If I were an avid runner this would be a beautiful morning to go for a jog. If.
I’m awake this morning (6 am) after Oliver’s latest feeding and feeling great. Actually going to sleep at 10 pm works. Huh.
I some times have the urge to just wake up and run but then I remember how tired I am and that I like sleeping more than sweating so I stay in bed – but this morning, I don’t know. It would be nice. I like to run – for the solitude, the thinking time, the general beauty of being outside and exercising however at the same time I hate running in public because I’m insecure about it.
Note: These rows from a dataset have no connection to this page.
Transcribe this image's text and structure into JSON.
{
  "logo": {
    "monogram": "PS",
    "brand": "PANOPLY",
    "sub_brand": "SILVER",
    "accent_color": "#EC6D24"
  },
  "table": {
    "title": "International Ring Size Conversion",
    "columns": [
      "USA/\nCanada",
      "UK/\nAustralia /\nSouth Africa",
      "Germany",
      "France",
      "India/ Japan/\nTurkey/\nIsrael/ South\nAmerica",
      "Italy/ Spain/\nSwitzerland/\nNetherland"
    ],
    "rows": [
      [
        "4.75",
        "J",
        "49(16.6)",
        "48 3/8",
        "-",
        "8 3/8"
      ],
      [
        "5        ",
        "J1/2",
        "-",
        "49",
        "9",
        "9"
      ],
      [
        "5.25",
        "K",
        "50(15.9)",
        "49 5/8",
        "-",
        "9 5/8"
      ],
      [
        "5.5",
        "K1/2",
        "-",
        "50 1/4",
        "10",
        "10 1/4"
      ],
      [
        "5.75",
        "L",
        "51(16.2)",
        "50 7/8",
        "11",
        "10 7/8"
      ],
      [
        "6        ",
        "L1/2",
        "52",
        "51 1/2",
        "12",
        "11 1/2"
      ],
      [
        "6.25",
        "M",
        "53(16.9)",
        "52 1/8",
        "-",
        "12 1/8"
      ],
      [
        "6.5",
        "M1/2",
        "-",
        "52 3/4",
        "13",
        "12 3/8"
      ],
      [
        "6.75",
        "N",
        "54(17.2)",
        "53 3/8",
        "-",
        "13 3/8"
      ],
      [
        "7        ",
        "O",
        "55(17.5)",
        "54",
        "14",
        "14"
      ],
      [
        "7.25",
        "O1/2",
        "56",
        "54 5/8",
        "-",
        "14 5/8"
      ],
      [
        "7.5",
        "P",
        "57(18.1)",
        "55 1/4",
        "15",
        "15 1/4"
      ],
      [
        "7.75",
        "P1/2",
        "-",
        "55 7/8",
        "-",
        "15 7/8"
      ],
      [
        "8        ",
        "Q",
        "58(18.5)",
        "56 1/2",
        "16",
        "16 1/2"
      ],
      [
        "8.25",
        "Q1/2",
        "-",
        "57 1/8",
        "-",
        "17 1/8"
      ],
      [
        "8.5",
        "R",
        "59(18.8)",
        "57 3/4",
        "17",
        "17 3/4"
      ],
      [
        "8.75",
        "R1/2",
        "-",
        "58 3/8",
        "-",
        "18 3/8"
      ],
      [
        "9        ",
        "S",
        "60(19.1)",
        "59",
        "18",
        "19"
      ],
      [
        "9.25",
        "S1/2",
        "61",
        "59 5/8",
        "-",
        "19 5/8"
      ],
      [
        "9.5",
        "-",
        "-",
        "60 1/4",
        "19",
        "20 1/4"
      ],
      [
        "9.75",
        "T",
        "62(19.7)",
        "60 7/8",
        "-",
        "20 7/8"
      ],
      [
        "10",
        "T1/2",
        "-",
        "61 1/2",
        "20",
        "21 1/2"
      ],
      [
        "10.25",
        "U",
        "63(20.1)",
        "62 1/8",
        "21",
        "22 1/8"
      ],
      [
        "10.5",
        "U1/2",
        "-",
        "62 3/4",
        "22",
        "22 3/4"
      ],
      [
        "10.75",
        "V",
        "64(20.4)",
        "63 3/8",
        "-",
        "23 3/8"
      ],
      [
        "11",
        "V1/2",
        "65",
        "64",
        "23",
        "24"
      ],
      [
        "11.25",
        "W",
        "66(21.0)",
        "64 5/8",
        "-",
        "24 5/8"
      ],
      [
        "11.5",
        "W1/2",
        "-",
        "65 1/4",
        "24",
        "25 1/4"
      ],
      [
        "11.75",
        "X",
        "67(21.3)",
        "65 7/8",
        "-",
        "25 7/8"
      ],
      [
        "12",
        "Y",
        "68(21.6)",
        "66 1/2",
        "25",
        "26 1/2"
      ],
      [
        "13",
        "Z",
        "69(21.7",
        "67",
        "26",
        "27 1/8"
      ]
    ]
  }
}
Lets just be honest – a nursing mom who runs isn’t running alone – she’s got Jasper and Horace on her chest to keep her, and all the passersby, company. Real solitude, not exactly. So I generally stick to the treadmill these days and get Jessica’s commentary constantly.
I also have this way-over romanticized idea of waking up early every morning and going for a swim, at the local pool or my mom’s lake – really it’s just the idea of being ready to meet the day in a way that says – I’m here, I’m ready – I’m available for life. And for some reason I see myself in a black swim suit – slowly walking to the end of the dock, fog rising and all I do is inhale, drop my towel and dive in.
Good morning.
It is a gorgeous morning isn’t it? But yet I sit here on the computer for a few moments of silence before the still over tired kid wakes up. I used to love running in the mornings, but it’s kind of hard to leave with a little one still asleep inside. š Maybe one of these days we’ll be able to get a treadmill and I can pull it outside!
I went out walking this morning after i woke up and couldn’t go back to sleep, granted this was later than 6am! It was a great morning! I think I’m going to try walking more, it was wonderful today–I actually went up to your road, not your actual street, but the one you turn on from 32nd.